Apache has done a good job of increasing its oil production. Unfortunately, other oil and gas exploration companies have also utilized the new advanced drilling techniques to their advantage. Two examples are EOG Resources, which increased its fourth quarter U.S. crude oil production by 37.5%, and Chesapeake Energy (NYSE:CHK), which increased its U.S. crude oil production by 15%. Both of these companies along with Devon Energy and Anadarko Petroleum predict that their 2013 U.S. oil production will be higher than in 2012. This trend was highlighted in November when the International Energy Agency forecast that "U.S. oil output would continue to rise and could exceed the production from Saudi Arabia or Russia by 2017". The West Texas Intermediate (NYSE:WTI) oil that is extracted from the newly productive U.S. oil fields currently sells for about $93 per barrel as opposed to Brent crude oil, which sells for about $109 a barrel. WTI oil sells for a discount because of the oil glut that has been created by oversupply as a result of improved extraction methods and increased competition. With so many energy companies changing their focus to the production of oil the oversupply of WTI oil is likely to be a long term problem, which could hurt Apache's future earnings.
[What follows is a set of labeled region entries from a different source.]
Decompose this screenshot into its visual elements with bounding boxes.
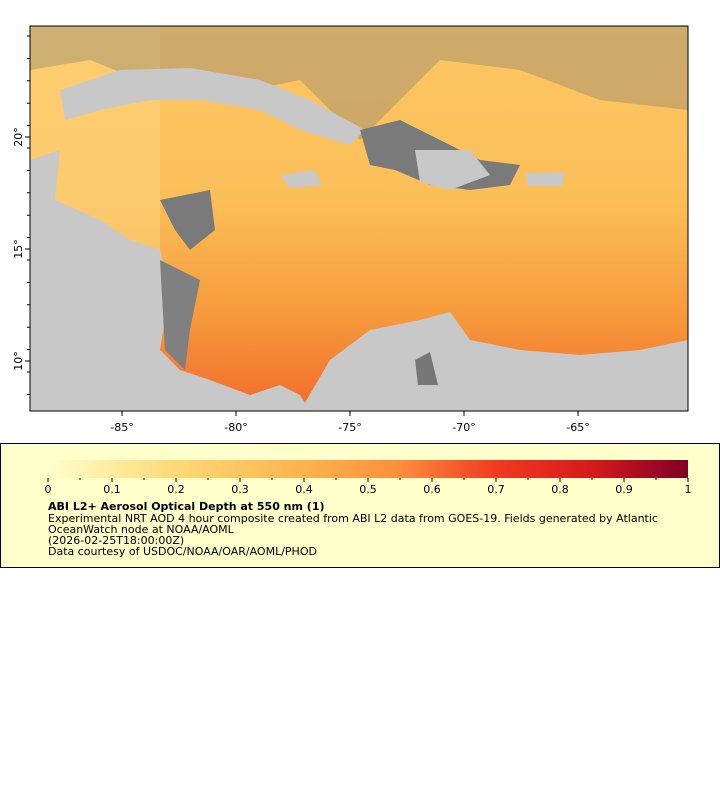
cloud-mask: [30, 26, 688, 140]
legend-line: (2026-02-25T18:00:00Z): [48, 534, 184, 547]
x-tick-label: -80°: [224, 421, 247, 434]
colorbar-label: 0.3: [231, 483, 249, 496]
axes: -85° -80° -75° -70° -65° 10° 15° 20°: [12, 35, 590, 434]
x-tick-label: -75°: [338, 421, 361, 434]
jamaica: [280, 170, 322, 188]
x-tick-label: -70°: [452, 421, 475, 434]
central-america: [30, 150, 310, 411]
colorbar-label: 0.9: [615, 483, 633, 496]
y-tick-label: 20°: [12, 127, 25, 147]
legend-title: ABI L2+ Aerosol Optical Depth at 550 nm …: [48, 500, 325, 513]
colorbar-label: 0: [45, 483, 52, 496]
hispaniola: [415, 150, 490, 190]
legend-line: OceanWatch node at NOAA/AOML: [48, 523, 235, 536]
legend-line: Data courtesy of USDOC/NOAA/OAR/AOML/PHO…: [48, 545, 317, 558]
colorbar-label: 0.8: [551, 483, 569, 496]
legend-line: Experimental NRT AOD 4 hour composite cr…: [48, 512, 658, 525]
colorbar-label: 0.4: [295, 483, 313, 496]
cloud-area: [160, 190, 215, 250]
colorbar-ticks: 0 0.1 0.2 0.3 0.4 0.5 0.6 0.7 0.8 0.9 1: [45, 478, 692, 496]
puerto-rico: [525, 172, 565, 186]
colorbar: [48, 460, 688, 478]
cloud-area: [160, 260, 200, 370]
colorbar-label: 0.7: [487, 483, 505, 496]
colorbar-label: 0.1: [103, 483, 121, 496]
lake-maracaibo: [415, 352, 438, 385]
colorbar-label: 1: [685, 483, 692, 496]
x-tick-label: -85°: [110, 421, 133, 434]
map: [29, 25, 689, 412]
south-america: [300, 312, 688, 411]
colorbar-label: 0.6: [423, 483, 441, 496]
colorbar-label: 0.5: [359, 483, 377, 496]
y-tick-label: 10°: [12, 351, 25, 371]
x-tick-label: -65°: [566, 421, 589, 434]
y-tick-label: 15°: [12, 239, 25, 259]
colorbar-label: 0.2: [167, 483, 185, 496]
cuba: [60, 68, 365, 145]
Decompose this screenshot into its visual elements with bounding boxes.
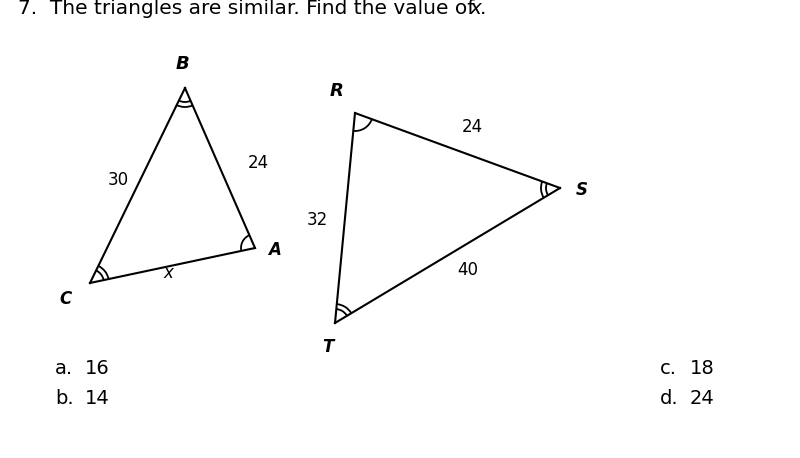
Text: C: C bbox=[60, 290, 72, 308]
Text: 7.  The triangles are similar. Find the value of: 7. The triangles are similar. Find the v… bbox=[18, 0, 481, 18]
Text: 14: 14 bbox=[85, 388, 110, 408]
Text: x: x bbox=[470, 0, 482, 18]
Text: T: T bbox=[322, 338, 334, 356]
Text: 24: 24 bbox=[248, 154, 269, 172]
Text: 16: 16 bbox=[85, 359, 110, 377]
Text: 24: 24 bbox=[462, 118, 482, 136]
Text: 30: 30 bbox=[107, 171, 129, 189]
Text: 24: 24 bbox=[690, 388, 714, 408]
Text: d.: d. bbox=[660, 388, 678, 408]
Text: 40: 40 bbox=[458, 261, 478, 279]
Text: x: x bbox=[163, 264, 173, 282]
Text: 32: 32 bbox=[306, 211, 328, 229]
Text: B: B bbox=[175, 55, 189, 73]
Text: .: . bbox=[480, 0, 486, 18]
Text: R: R bbox=[329, 82, 343, 100]
Text: S: S bbox=[576, 181, 588, 199]
Text: a.: a. bbox=[55, 359, 73, 377]
Text: b.: b. bbox=[55, 388, 74, 408]
Text: c.: c. bbox=[660, 359, 677, 377]
Text: A: A bbox=[268, 241, 281, 259]
Text: 18: 18 bbox=[690, 359, 714, 377]
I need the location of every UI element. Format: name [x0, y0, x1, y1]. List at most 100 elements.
Apache, like its other oil and gas producers, had a rough year in 2012 mainly due to natural gas prices, which approached near ten year lows. However, since the company changed its focus towards drilling for liquid products (NYSEARCA:OIL) rather than natural gas, its earnings have improved. In the fourth quarter its earnings were higher than the third. However, due to intense competition, low oil and gas prices and a flat U.S. economy I do not foresee much of a near term boost in Apache's stock price. The good news for patient investors is that oil and gas prices will not remain low forever, and when they increase Apache's stock price could take off.
Disclosure: I have no positions in any stocks mentioned, and no plans to initiate any positions within the next 72 hours. I wrote this article myself, and it expresses my own opinions. I am not receiving compensation for it. I have no business relationship with any company whose stock is mentioned in this article.
Additional disclosure: I am currently trading APA call options.